Ülkülem ya da ideoloji, siyasal ya da toplumsal bir öğreti oluşturan, bir hükûmetin, bir siyasi partinin, bir toplumsal sınıfın davranışlarına yön veren siyasi, hukuksal, bilimsel, felsefi, dinsel, erdemsel, estetik düşünceler bütünü. En basit tabirle ideoloji teorisi içinde Marksist düşünürler önemli bir ağırlığı oluşturur. Marks, Lenin, Gramsci, Lukacs, Frankfurt Okulu, Althusser gibi düşünürlerin bu alanda çalışmaları olmuştur. Bunun dışında, ideoloji teorisiyle ilgilenen öteki düşünürlerin de marksizmle etkileşimli (karşıt ya da yana) olarak çalışmalarını yürütmeleri söz konusudur.
İdeoloji kelimesi, Fransızca idéologie (telaffuz: ) kelimesinden türetmiştir1 (idée [bu bağlamda: fikir; düşünce]2 ve -ologie [ -oloji, yani bilim]).
Idéologie kelimesi, Fransız Devrimi süresinde Antoine Destutt de Tracy tarafından ilk kez kullanıldı ve ilk kamu kullanışı 1796 yılında idi.3 De Tracy'e göre, idéologie kelimesi yeni bir "fikir bilimi", yani bir fikir-oloji'yi kastetti.4 Aydınlanma Çağı'nda tipik olan akılcı bir şevk ile, de Tracy objektif olarak fikirlerin kaynaklarının bulunması imkânsız olmadığını ve bu yeni bilim dalı gelecekte biyoloji ve zooloji gibi istikrarlı bilim dallarıyla aynı statüyü paylaşacağını inandı. Ek olarak, her inceleme türünün temeli fikir(ler) olduğuna rağmen, de Tracy'e göre ideoloji bilim dalların en önemlisi olarak kabul edileceğini ileri sürdü.5 Fakat de Tracy'nin büyük ümitlerinden ziyade, bu terimin özgün anlamı gelecekteki kullanımına çok az etkisi olmuştur.

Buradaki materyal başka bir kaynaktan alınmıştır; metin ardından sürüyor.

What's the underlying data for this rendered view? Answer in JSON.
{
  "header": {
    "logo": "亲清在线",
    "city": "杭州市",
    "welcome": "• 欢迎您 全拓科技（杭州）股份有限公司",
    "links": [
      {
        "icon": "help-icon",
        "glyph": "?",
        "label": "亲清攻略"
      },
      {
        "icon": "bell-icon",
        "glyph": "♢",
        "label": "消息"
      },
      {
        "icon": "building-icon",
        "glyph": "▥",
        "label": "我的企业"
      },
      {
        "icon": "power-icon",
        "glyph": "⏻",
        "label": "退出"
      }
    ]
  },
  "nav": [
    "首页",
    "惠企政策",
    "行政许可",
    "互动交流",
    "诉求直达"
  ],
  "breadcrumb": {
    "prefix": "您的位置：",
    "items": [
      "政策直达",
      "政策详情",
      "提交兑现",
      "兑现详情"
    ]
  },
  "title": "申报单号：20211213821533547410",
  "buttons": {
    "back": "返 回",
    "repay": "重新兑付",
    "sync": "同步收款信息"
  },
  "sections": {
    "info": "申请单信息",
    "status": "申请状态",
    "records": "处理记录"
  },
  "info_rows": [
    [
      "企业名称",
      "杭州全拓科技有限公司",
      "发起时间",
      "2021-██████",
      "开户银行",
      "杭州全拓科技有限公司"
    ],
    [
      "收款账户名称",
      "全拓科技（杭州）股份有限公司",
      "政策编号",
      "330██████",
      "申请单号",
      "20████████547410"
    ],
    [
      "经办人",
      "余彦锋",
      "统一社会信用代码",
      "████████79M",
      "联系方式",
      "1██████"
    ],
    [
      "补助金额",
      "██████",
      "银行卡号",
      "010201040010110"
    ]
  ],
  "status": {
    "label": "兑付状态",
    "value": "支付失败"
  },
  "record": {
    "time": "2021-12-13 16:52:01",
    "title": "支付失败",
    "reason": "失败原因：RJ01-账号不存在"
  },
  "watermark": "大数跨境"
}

İdeoloji, bilincin ortaklaşılan bu biçiminin edinilmesinde ortak olan ögenin ne olduğunu açıklaması gereken bir kavramdır. Bunu sağlayan ilişki biçimi, yani ortaklaşılan yaşamın biçimi üzerinden girişilen hemen her teorize etme çabası, belirli bir topluluğun ya da grubun ideolojisini tanımlayan dinamiklerin, genel olarak idelojinin dinamiklerine yayılması yanlışı ile malül olmuştur. Bunun birinci ve en genel nedeni, üzerinde ortaklaşılan bir ideoloji tarifinden yoksun oluşumuzdur. Sosyoloji bilimi, gerçekte topluluk ve birey arasındaki bağları araştırdığı ve çözümlediği her noktada genel ideolojinin özel bir tezahürünü açığa çıkarmaktadır.
İlk olarak dikkat edilmesi gereken nokta ideoloji ile ideolojilerin birbirine karıştırılmaması gereğidir. İdeoloji bu ayrımda belli bir düşünce formunu ya da bilinç biçimini gösterir; buna karşılık ideolojiler ise, belirli bir anlamda bir araya toplanmış ve çeşitli toplumsal grupların kendilerini ifade etmek için oluşturdukları fikirler/değerler kümesini dile getirir. Ayrımı netleştirmek için ilkini ideoloji, ikincisini ise politik ideolojiler olarak anlamakta fayda vardır.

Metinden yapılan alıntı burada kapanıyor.